J'ai l'habitude de de dire que nous sommes dans un bon alignement des planètes. D'une part, nous avons une loi ambitieuse, celle du 14 mars 2016, qui favorise un repositionnement des dispositifs autour des besoins de l'enfant. D'autre part, nous avons participé à une démarche de consensus, la première dans notre secteur au niveau national, qui a permis justement de définir les besoins fondamentaux des enfants et les modes de prise en charge adaptés. S'ajoute à cela la création de notre conseil qui, de façon tout à fait nouvelle, couvre l'ensemble du champ de la protection de l'enfance. Dans un autre ordre d'idée, le contexte est également favorable sur le plan scientifique : aujourd'hui, on connaît beaucoup mieux les conséquences de la maltraitance de très jeunes enfants sur la constitution de leur cerveau.
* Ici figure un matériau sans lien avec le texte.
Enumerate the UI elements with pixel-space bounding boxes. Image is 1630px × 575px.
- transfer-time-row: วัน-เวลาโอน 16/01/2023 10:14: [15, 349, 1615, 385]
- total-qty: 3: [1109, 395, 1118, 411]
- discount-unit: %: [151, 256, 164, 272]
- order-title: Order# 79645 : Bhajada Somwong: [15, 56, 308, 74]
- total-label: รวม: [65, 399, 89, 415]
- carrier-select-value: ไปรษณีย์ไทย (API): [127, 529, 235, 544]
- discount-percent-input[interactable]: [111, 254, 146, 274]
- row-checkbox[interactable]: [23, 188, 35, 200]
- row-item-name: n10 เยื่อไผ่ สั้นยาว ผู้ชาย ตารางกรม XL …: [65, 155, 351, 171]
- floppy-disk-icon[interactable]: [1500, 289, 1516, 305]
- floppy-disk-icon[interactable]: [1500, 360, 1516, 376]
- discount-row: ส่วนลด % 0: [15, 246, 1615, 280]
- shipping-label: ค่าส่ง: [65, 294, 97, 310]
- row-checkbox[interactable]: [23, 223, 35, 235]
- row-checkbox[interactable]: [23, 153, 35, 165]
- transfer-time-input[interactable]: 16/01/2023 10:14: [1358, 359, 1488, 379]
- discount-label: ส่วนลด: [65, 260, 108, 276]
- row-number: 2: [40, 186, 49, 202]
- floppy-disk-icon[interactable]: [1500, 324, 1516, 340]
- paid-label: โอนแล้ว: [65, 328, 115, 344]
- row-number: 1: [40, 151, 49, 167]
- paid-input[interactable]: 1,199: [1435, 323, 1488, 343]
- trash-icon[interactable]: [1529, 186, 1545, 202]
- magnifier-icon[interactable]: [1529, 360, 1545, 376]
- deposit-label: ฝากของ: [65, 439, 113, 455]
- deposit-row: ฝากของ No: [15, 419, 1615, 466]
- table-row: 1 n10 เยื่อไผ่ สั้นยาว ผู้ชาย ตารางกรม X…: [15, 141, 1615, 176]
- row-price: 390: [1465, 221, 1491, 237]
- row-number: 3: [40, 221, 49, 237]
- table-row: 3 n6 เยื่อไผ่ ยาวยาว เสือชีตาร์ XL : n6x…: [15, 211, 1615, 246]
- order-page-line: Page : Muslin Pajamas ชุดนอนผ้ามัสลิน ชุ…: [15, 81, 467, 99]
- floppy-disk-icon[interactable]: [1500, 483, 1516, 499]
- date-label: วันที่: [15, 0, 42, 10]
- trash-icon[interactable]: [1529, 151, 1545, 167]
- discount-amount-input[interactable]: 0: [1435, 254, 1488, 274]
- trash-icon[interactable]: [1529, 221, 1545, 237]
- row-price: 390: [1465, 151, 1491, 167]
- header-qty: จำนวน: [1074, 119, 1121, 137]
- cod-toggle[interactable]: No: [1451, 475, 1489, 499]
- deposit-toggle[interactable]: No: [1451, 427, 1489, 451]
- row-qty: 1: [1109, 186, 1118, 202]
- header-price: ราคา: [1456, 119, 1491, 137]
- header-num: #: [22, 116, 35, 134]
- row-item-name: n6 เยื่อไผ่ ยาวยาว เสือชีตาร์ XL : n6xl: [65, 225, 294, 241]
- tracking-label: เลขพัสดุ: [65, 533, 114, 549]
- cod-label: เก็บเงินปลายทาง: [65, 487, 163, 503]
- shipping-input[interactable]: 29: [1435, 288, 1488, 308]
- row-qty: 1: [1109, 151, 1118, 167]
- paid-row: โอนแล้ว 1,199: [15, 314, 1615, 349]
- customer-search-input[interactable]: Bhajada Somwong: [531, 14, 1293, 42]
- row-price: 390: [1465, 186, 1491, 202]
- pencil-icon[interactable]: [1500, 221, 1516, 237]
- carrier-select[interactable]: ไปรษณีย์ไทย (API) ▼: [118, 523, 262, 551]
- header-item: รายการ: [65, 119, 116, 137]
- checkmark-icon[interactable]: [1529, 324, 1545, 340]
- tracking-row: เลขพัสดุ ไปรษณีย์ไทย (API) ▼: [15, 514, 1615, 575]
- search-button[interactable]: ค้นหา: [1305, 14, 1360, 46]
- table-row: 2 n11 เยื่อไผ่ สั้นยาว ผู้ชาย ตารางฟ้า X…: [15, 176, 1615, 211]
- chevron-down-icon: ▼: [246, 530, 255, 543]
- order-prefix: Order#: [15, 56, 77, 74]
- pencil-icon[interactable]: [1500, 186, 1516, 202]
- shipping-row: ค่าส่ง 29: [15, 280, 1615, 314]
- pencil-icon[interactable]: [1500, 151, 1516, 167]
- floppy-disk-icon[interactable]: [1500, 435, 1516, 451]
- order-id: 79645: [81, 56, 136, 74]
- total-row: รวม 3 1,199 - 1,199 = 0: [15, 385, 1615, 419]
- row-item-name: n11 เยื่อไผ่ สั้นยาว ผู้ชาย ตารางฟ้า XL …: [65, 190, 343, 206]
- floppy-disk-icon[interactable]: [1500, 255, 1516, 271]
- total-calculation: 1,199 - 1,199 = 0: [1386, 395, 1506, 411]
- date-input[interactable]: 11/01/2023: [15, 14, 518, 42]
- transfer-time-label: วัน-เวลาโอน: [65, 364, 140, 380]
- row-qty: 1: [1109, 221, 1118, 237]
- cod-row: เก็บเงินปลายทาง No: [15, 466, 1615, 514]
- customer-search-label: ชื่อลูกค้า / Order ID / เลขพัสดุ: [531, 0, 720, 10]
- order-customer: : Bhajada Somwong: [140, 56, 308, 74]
Le CNPE a donc des tas d'atouts pour réussir sa mission.
Et justement, où en êtes-vous dans la mise en place de ce conseil national ?
En six mois, nous n'avons pas perdu notre temps. Le bureau est en place et les cinq commissions de travail se réunissent régulièrement. La commission "connaissances et recherche" vise à créer des statistiques fiables, par exemple sur les décès d'enfants maltraités. Une seconde porte sur la prévention et le repérage précoce : plus on intervient rapidement, plus on a des chances d'éviter le pire. La troisième commission s'intéresse aux modalités d'adaptation des interventions aux besoins des enfants. Enfin, les questions de formation et d'adoption (nationale et internationale) sont au menu des deux dernières commissions. L'objectif, c'est de produire des recommandations et de les présenter aux pouvoirs publics pour la fin de l'année.
Votre lettre a-t-elle déjà suscité une réaction ?
Le Premier ministre n'a pas encore répondu, mais le cabinet de la ministre des solidarités et de la santé nous a assuré qu'Agnès Buzyn souhaitait poursuivre les travaux du CNPE et que la dimension interministérielle serait réaffirmée. Cela nous a plutôt rassuré.
Cela vous suffit comme engagements ?
Evidemment, nous allons regarder de très près si le pouvoir actuel passe de la parole aux actes. Par exemple, le plan de lutte contre les violences faites aux enfants, présenté en mars par Laurence Rossignol, doit se traduire par des mesures concrètes prises sur un plan interministériel. Seront-elles au rendez-vous ? Nous allons rechercher des preuves opérationnelles du soutien du gouvernement.
Des preuves opérationnelles... que voulez-vous dire ?
Prenons un exemple. on sait que la question des soins psychiques et des soins post-traumatiques pour les enfants maltraités est insuffisamment prise en compte par la santé publique. On sait également, via le rapport du Défenseur des enfants, que sur les 300 000 enfants suivis par la protection de l'enfance, 70 000 sont porteurs de handicap. Va-t-on faire un effort pour améliorer leur suivi ? C'est ce que nous attendons de la ministre Agnès Buzyn qui, de par son expérience, connaît bien la complexité et le côté multiforme de la santé publique.